I've used Scale Hardware 1 mm rivets and 0.8 mm nuts as fishplate fixings. Their dimensional consistency and finish are excellent and they worked very well. I have given some thought to using them for loco rivets, instead of embossing.
Here's my version of the scale equivalents of the various sizes on offer... ( to the nearest imperial size. )
0.4 mm ........ 11/16" but would do for 5/8" or 3/4".
0.5 mm ..........7/8" " " " " 3/4" or 1"
0.7 mm ..........1 3/16" " " " " 1 1/4"
0.8 mm ..........1 3/8" " " " " 1 1/2"
1.0 mm ...........1 11/16" " " " " 1 5/8" or 1 3/4".
That's the easy bit...... the hard part is establishing the correct size for a given situation.
As an almost meaningless generalisation, the larger or thicker the component the larger the rivet size. Thus on my Fry Sentinel the body panel fixings were measured at 1/2" or 5/8" rivets, (or screw heads or nuts ) ; while the frame fixings are 1 1/4". Measuring the real thing is pretty reliable , just watch out for modern replacements on restored examples. A visit to a preservation society, armed with a pair of callipers and ruler, would provide a lot of useful information, if not for the exact chosen subject then something similar to get an idea.
Drawings.. particularly GAs... often give rivet sizes; but these usually indicate the stem size not the head. I have a drawing for an early GER loco which gives the tank rivetting as 3/8", but also the head size as 5/8" , suggesting that the rivet head might be estimated as 2/3 s larger than the stem?
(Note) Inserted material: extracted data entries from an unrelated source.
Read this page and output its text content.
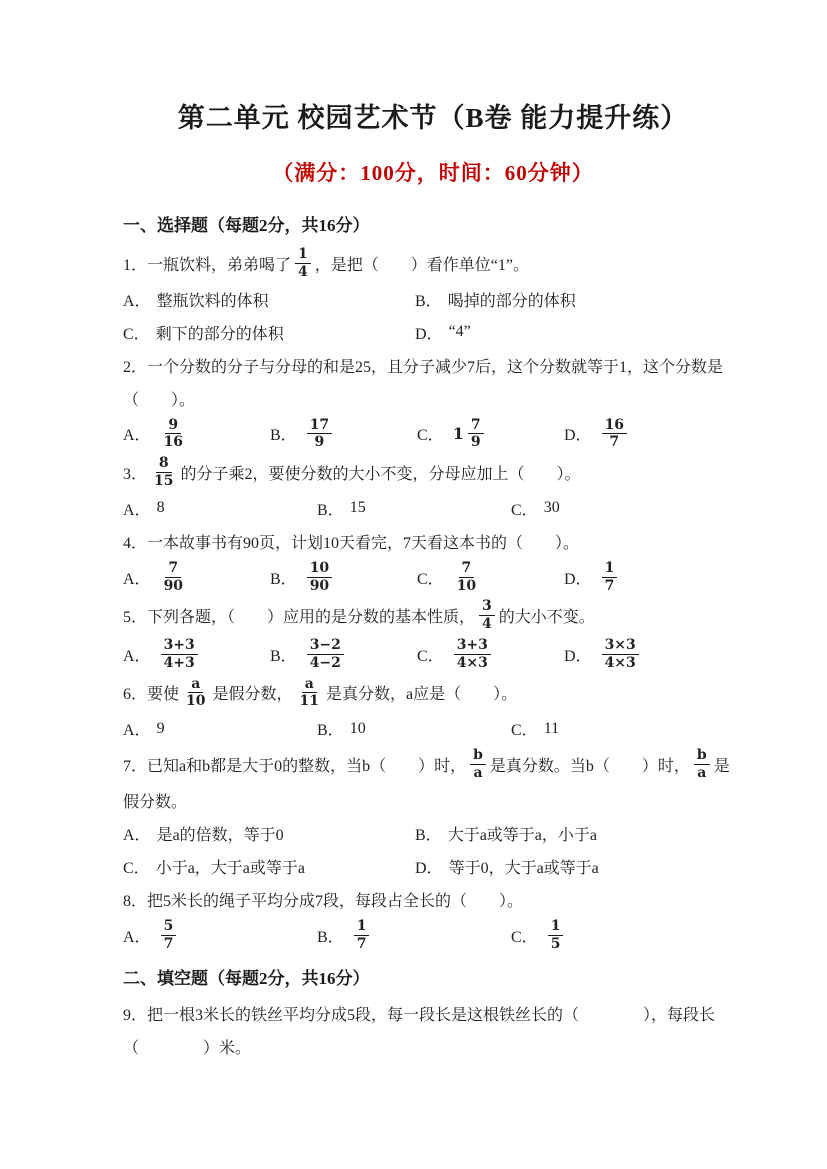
第二单元 校园艺术节（B卷 能力提升练）
（满分：100分，时间：60分钟）
一、选择题（每题2分，共16分）
1．一瓶饮料，弟弟喝了 $\frac{1}{4}$ ，是把（　　）看作单位“1”。
A． 整瓶饮料的体积	B． 喝掉的部分的体积
C． 剩下的部分的体积	D． “4”
2．一个分数的分子与分母的和是25，且分子减少7后，这个分数就等于1，这个分数是
（　　）。
A． $\frac{9}{16}$	B． $\frac{17}{9}$	C． $1 \frac{7}{9}$	D． $\frac{16}{7}$
3． $\frac{8}{15}$ 的分子乘2，要使分数的大小不变，分母应加上（　　）。
A． 8	B． 15	C． 30
4．一本故事书有90页，计划10天看完，7天看这本书的（　　）。
A． $\frac{7}{90}$	B． $\frac{10}{90}$	C． $\frac{7}{10}$	D． $\frac{1}{7}$
5．下列各题，（　　）应用的是分数的基本性质， $\frac{3}{4}$ 的大小不变。
A． $\frac{3+3}{4+3}$	B． $\frac{3-2}{4-2}$	C． $\frac{3+3}{4\times 3}$	D． $\frac{3\times 3}{4\times 3}$
6．要使 $\frac{a}{10}$ 是假分数， $\frac{a}{11}$ 是真分数，a应是（　　）。
A． 9	B． 10	C． 11
7．已知a和b都是大于0的整数，当b（　　）时， $\frac{b}{a}$ 是真分数。当b（　　）时， $\frac{b}{a}$ 是
假分数。
A． 是a的倍数，等于0	B． 大于a或等于a，小于a
C． 小于a，大于a或等于a	D． 等于0，大于a或等于a
8．把5米长的绳子平均分成7段，每段占全长的（　　）。
A． $\frac{5}{7}$	B． $\frac{1}{7}$	C． $\frac{1}{5}$
二、填空题（每题2分，共16分）
9．把一根3米长的铁丝平均分成5段，每一段长是这根铁丝长的（　　　　），每段长
（　　　　）米。
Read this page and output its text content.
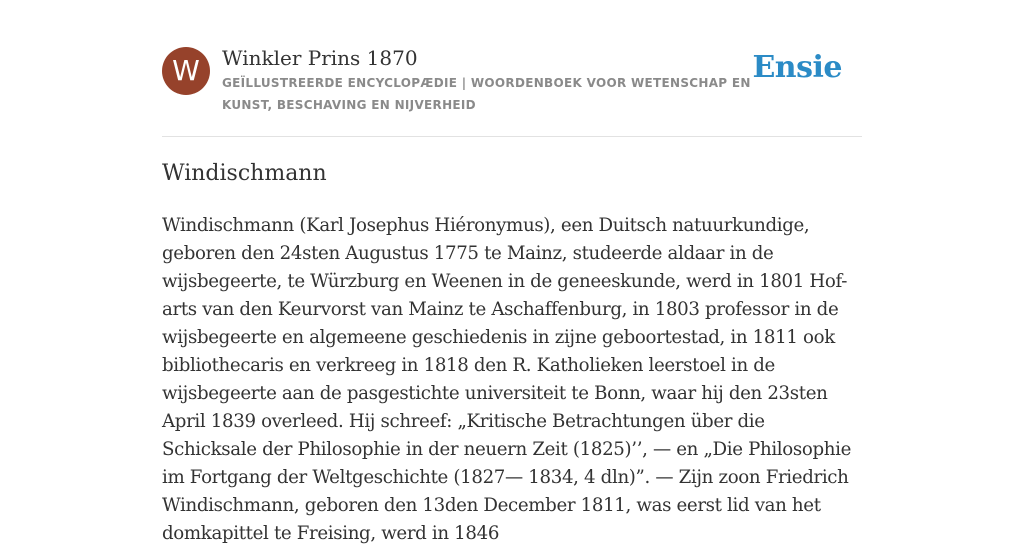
W	Winkler Prins 1870
GEÏLLUSTREERDE ENCYCLOPÆDIE | WOORDENBOEK VOOR WETENSCHAP EN KUNST, BESCHAVING EN NIJVERHEID
Ensie
Windischmann

Windischmann (Karl Josephus Hiéronymus), een Duitsch natuurkundige, geboren den 24sten Augustus 1775 te Mainz, studeerde aldaar in de wijsbegeerte, te Würzburg en Weenen in de geneeskunde, werd in 1801 Hof-arts van den Keurvorst van Mainz te Aschaffenburg, in 1803 professor in de wijsbegeerte en algemeene geschiedenis in zijne geboortestad, in 1811 ook bibliothecaris en verkreeg in 1818 den R. Katholieken leerstoel in de wijsbegeerte aan de pasgestichte universiteit te Bonn, waar hij den 23sten April 1839 overleed. Hij schreef: „Kritische Betrachtungen über die Schicksale der Philosophie in der neuern Zeit (1825)’’, — en „Die Philosophie im Fortgang der Weltgeschichte (1827— 1834, 4 dln)”. — Zijn zoon Friedrich Windischmann, geboren den 13den December 1811, was eerst lid van het domkapittel te Freising, werd in 1846
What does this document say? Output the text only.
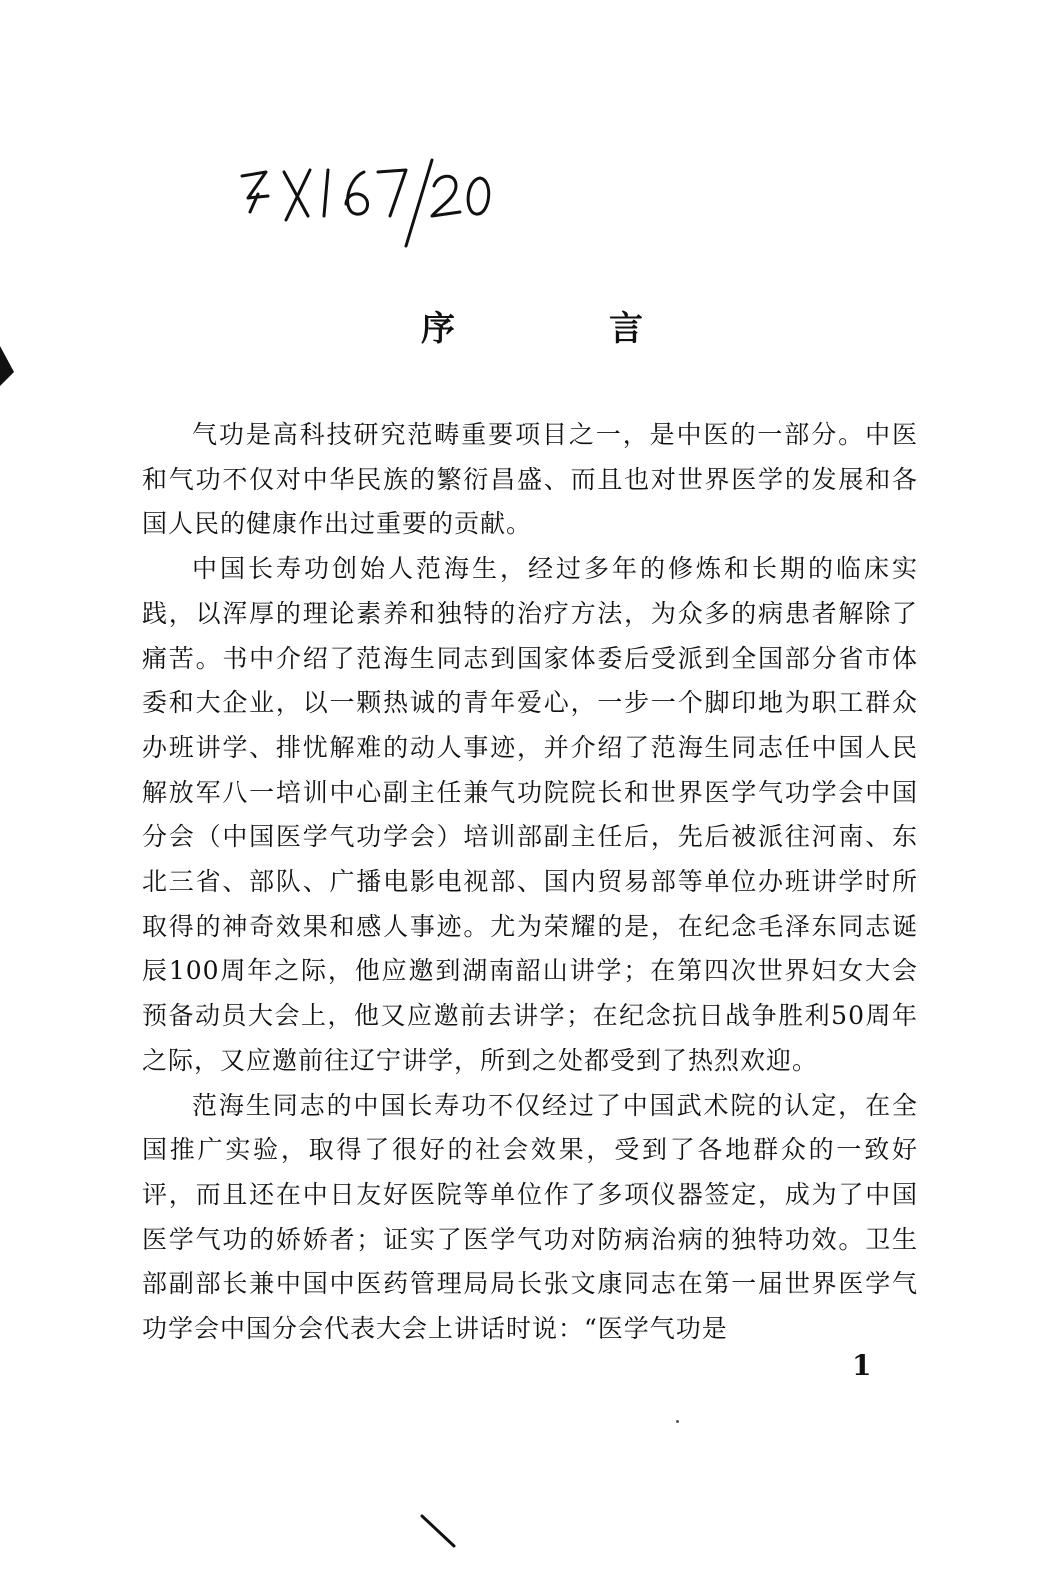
序　言

气功是高科技研究范畴重要项目之一，是中医的一部分。中医和气功不仅对中华民族的繁衍昌盛、而且也对世界医学的发展和各国人民的健康作出过重要的贡献。

中国长寿功创始人范海生，经过多年的修炼和长期的临床实践，以浑厚的理论素养和独特的治疗方法，为众多的病患者解除了痛苦。书中介绍了范海生同志到国家体委后受派到全国部分省市体委和大企业，以一颗热诚的青年爱心，一步一个脚印地为职工群众办班讲学、排忧解难的动人事迹，并介绍了范海生同志任中国人民解放军八一培训中心副主任兼气功院院长和世界医学气功学会中国分会（中国医学气功学会）培训部副主任后，先后被派往河南、东北三省、部队、广播电影电视部、国内贸易部等单位办班讲学时所取得的神奇效果和感人事迹。尤为荣耀的是，在纪念毛泽东同志诞辰100周年之际，他应邀到湖南韶山讲学；在第四次世界妇女大会预备动员大会上，他又应邀前去讲学；在纪念抗日战争胜利50周年之际，又应邀前往辽宁讲学，所到之处都受到了热烈欢迎。

范海生同志的中国长寿功不仅经过了中国武术院的认定，在全国推广实验，取得了很好的社会效果，受到了各地群众的一致好评，而且还在中日友好医院等单位作了多项仪器签定，成为了中国医学气功的娇娇者；证实了医学气功对防病治病的独特功效。卫生部副部长兼中国中医药管理局局长张文康同志在第一届世界医学气功学会中国分会代表大会上讲话时说：“医学气功是

1
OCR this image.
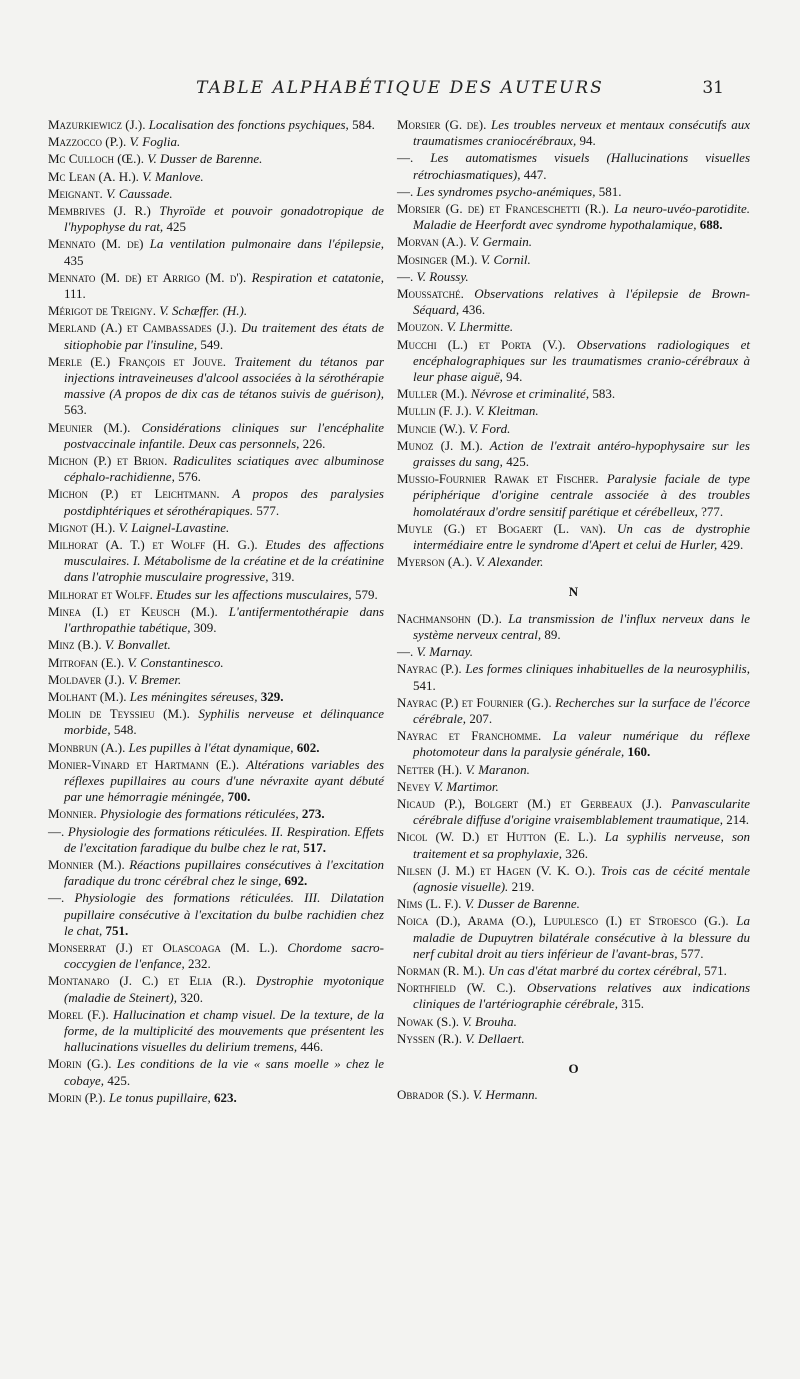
TABLE ALPHABÉTIQUE DES AUTEURS	31
Mazurkiewicz (J.). Localisation des fonctions psychiques, 584.
Mazzocco (P.). V. Foglia.
Mc Culloch (Œ.). V. Dusser de Barenne.
Mc Lean (A. H.). V. Manlove.
Meignant. V. Caussade.
Membrives (J. R.) Thyroïde et pouvoir gonadotropique de l'hypophyse du rat, 425
Mennato (M. de) La ventilation pulmonaire dans l'épilepsie, 435
Mennato (M. de) et Arrigo (M. d'). Respiration et catatonie, 111.
Mérigot de Treigny. V. Schæffer. (H.).
Merland (A.) et Cambassades (J.). Du traitement des états de sitiophobie par l'insuline, 549.
Merle (E.) François et Jouve. Traitement du tétanos par injections intraveineuses d'alcool associées à la sérothérapie massive (A propos de dix cas de tétanos suivis de guérison), 563.
Meunier (M.). Considérations cliniques sur l'encéphalite postvaccinale infantile. Deux cas personnels, 226.
Michon (P.) et Brion. Radiculites sciatiques avec albuminose céphalo-rachidienne, 576.
Michon (P.) et Leichtmann. A propos des paralysies postdiphtériques et sérothérapiques. 577.
Mignot (H.). V. Laignel-Lavastine.
Milhorat (A. T.) et Wolff (H. G.). Etudes des affections musculaires. I. Métabolisme de la créatine et de la créatinine dans l'atrophie musculaire progressive, 319.
Milhorat et Wolff. Etudes sur les affections musculaires, 579.
Minea (I.) et Keusch (M.). L'antifermentothérapie dans l'arthropathie tabétique, 309.
Minz (B.). V. Bonvallet.
Mitrofan (E.). V. Constantinesco.
Moldaver (J.). V. Bremer.
Molhant (M.). Les méningites séreuses, 329.
Molin de Teyssieu (M.). Syphilis nerveuse et délinquance morbide, 548.
Monbrun (A.). Les pupilles à l'état dynamique, 602.
Monier-Vinard et Hartmann (E.). Altérations variables des réflexes pupillaires au cours d'une névraxite ayant débuté par une hémorragie méningée, 700.
Monnier. Physiologie des formations réticulées, 273.
—. Physiologie des formations réticulées. II. Respiration. Effets de l'excitation faradique du bulbe chez le rat, 517.
Monnier (M.). Réactions pupillaires consécutives à l'excitation faradique du tronc cérébral chez le singe, 692.
—. Physiologie des formations réticulées. III. Dilatation pupillaire consécutive à l'excitation du bulbe rachidien chez le chat, 751.
Monserrat (J.) et Olascoaga (M. L.). Chordome sacro-coccygien de l'enfance, 232.
Montanaro (J. C.) et Elia (R.). Dystrophie myotonique (maladie de Steinert), 320.
Morel (F.). Hallucination et champ visuel. De la texture, de la forme, de la multiplicité des mouvements que présentent les hallucinations visuelles du delirium tremens, 446.
Morin (G.). Les conditions de la vie « sans moelle » chez le cobaye, 425.
Morin (P.). Le tonus pupillaire, 623.
Morsier (G. de). Les troubles nerveux et mentaux consécutifs aux traumatismes craniocérébraux, 94.
—. Les automatismes visuels (Hallucinations visuelles rétrochiasmatiques), 447.
—. Les syndromes psycho-anémiques, 581.
Morsier (G. de) et Franceschetti (R.). La neuro-uvéo-parotidite. Maladie de Heerfordt avec syndrome hypothalamique, 688.
Morvan (A.). V. Germain.
Mosinger (M.). V. Cornil.
—. V. Roussy.
Moussatché. Observations relatives à l'épilepsie de Brown-Séquard, 436.
Mouzon. V. Lhermitte.
Mucchi (L.) et Porta (V.). Observations radiologiques et encéphalographiques sur les traumatismes cranio-cérébraux à leur phase aiguë, 94.
Muller (M.). Névrose et criminalité, 583.
Mullin (F. J.). V. Kleitman.
Muncie (W.). V. Ford.
Munoz (J. M.). Action de l'extrait antéro-hypophysaire sur les graisses du sang, 425.
Mussio-Fournier Rawak et Fischer. Paralysie faciale de type périphérique d'origine centrale associée à des troubles homolatéraux d'ordre sensitif parétique et cérébelleux, ?77.
Muyle (G.) et Bogaert (L. van). Un cas de dystrophie intermédiaire entre le syndrome d'Apert et celui de Hurler, 429.
Myerson (A.). V. Alexander.
N
Nachmansohn (D.). La transmission de l'influx nerveux dans le système nerveux central, 89.
—. V. Marnay.
Nayrac (P.). Les formes cliniques inhabituelles de la neurosyphilis, 541.
Nayrac (P.) et Fournier (G.). Recherches sur la surface de l'écorce cérébrale, 207.
Nayrac et Franchomme. La valeur numérique du réflexe photomoteur dans la paralysie générale, 160.
Netter (H.). V. Maranon.
Nevey V. Martimor.
Nicaud (P.), Bolgert (M.) et Gerbeaux (J.). Panvascularite cérébrale diffuse d'origine vraisemblablement traumatique, 214.
Nicol (W. D.) et Hutton (E. L.). La syphilis nerveuse, son traitement et sa prophylaxie, 326.
Nilsen (J. M.) et Hagen (V. K. O.). Trois cas de cécité mentale (agnosie visuelle). 219.
Nims (L. F.). V. Dusser de Barenne.
Noica (D.), Arama (O.), Lupulesco (I.) et Stroesco (G.). La maladie de Dupuytren bilatérale consécutive à la blessure du nerf cubital droit au tiers inférieur de l'avant-bras, 577.
Norman (R. M.). Un cas d'état marbré du cortex cérébral, 571.
Northfield (W. C.). Observations relatives aux indications cliniques de l'artériographie cérébrale, 315.
Nowak (S.). V. Brouha.
Nyssen (R.). V. Dellaert.
O
Obrador (S.). V. Hermann.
So the rivets attaching the hornblocks to the frames on a 'Claud Hamilton' are given as 7/8" , suggesting a head of around 1 3/8", or 0.8 mm in 7mm.
The same principles apply to the threaded and simulated hex nuts and bolts. The 0.8mm threaded nuts have an AF of about a scale 2", and are visible as nuts ... the 0.5 mm nuts are so small I haven't taken them out of the packet.
I have to admit that I can barely make out that they are hexagons without a magnifying glass. The difference is that nuts are flat 'headed', rivets are domed.... so for nuts around an inch or less, wire pegs are an acceptable representation.
Thinking about their use on the model...... they can give a much crisper effect than embossing, but they require sometimes very small holes, with the same need for accuracy as embossing, and they also have to be soldered. I recommend an RSU, and lots of practice at applying miniscule amounts of solder cream.
For the smaller sizes for body panels etc I shall continue to use the embossing technique, and use the rivets and nuts for the larger frame fixings, where they are sufficiently visible to make it worth while.